Ridge briefs small group of senators on homeland security

Turnout by senators was somewhat sparse Thursday for an informal discussion today with Homeland Security Director Tom Ridge about the Bush administration's views on border security, and at least one Democratic senator admonished Ridge for failing to have appeared in a more formal setting.

Ridge, who told senators his aim was to create a "smart, 21st century border," offered broad and unremarkable responses to the senators' questions--many of which focused on state-specific interests and concerns.

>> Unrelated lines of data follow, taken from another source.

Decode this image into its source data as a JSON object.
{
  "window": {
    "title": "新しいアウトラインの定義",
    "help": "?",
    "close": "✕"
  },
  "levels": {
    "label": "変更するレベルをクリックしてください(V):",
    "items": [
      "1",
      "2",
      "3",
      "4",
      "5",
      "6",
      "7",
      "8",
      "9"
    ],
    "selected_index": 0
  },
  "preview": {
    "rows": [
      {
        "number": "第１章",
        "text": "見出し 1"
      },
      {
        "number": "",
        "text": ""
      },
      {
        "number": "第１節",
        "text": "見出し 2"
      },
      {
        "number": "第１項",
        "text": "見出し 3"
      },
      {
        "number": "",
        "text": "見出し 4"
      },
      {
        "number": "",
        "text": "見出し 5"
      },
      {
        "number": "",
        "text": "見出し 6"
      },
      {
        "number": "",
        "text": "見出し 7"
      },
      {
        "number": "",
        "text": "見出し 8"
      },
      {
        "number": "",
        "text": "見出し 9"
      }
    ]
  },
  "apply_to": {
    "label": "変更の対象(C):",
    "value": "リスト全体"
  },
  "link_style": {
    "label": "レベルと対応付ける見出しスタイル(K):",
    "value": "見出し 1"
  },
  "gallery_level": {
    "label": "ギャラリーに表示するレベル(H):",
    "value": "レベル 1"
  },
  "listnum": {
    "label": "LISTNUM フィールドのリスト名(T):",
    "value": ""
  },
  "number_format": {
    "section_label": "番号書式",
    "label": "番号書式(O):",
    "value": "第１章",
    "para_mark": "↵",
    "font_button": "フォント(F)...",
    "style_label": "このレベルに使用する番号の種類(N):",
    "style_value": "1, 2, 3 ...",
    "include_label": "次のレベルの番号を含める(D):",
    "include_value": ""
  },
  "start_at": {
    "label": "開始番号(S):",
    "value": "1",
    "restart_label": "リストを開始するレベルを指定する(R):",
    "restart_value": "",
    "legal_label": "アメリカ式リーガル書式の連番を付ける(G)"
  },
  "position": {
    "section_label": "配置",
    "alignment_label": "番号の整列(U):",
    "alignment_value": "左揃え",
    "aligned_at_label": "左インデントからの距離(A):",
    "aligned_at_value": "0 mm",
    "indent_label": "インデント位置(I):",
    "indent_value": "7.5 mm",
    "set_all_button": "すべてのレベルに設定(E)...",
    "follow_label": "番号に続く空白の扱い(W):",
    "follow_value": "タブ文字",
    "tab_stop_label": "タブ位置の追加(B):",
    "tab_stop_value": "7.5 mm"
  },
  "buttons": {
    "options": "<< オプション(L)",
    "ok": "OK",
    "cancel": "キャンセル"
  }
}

Senate Judiciary ranking member Orrin Hatch, R-Utah, who organized the meeting, asked Ridge whether the administration had any "preference" with respect to border agency reorganization. Ridge said "a full range of options" was under discussion internally, including "everything from completely revamping the technological infrastructure" for better information sharing to putting in place "a very muscular border control agency." Ridge added that, "No final recommendation has been made to the president."

The bottom line, Ridge added, is "will it affect the safety of America?" He acknowledged that a "broad reorganization" would necessitate Congress' cooperation, not only legislatively, but because such changes are likely to affect committee jurisdictions, Ridge noted.

Sen. Debbie Stabenow, D-Mich., who described the meeting as a "press conference," admonished Ridge that "it doesn't take the place of coming before our committees."

Senate Appropriations Committee Chairman Robert Byrd, D-W.Va., who did not attend because he was chairing another hearing at the time, criticized Ridge's decision to brief senators in a private meeting rather than testifying before the Appropriations Committee on "the very same day" that Byrd and Appropriations ranking member Ted Stevens, R-Alaska, had asked him to testify.

"It's obvious that this is a stunt," he said.

Byrd said the committee was trying to help the administration with its supplemental appropriations request, but that "the very person who is the president's point man--Mr. Ridge--is the person that we want before the committee … and we don't have the benefit of the knowledge of Mr. Ridge's plans."

Byrd continued: "I think it's tacky, and the only thing we can do is just move right ahead. The American people are the people who are being treated as fools, and they are not fools."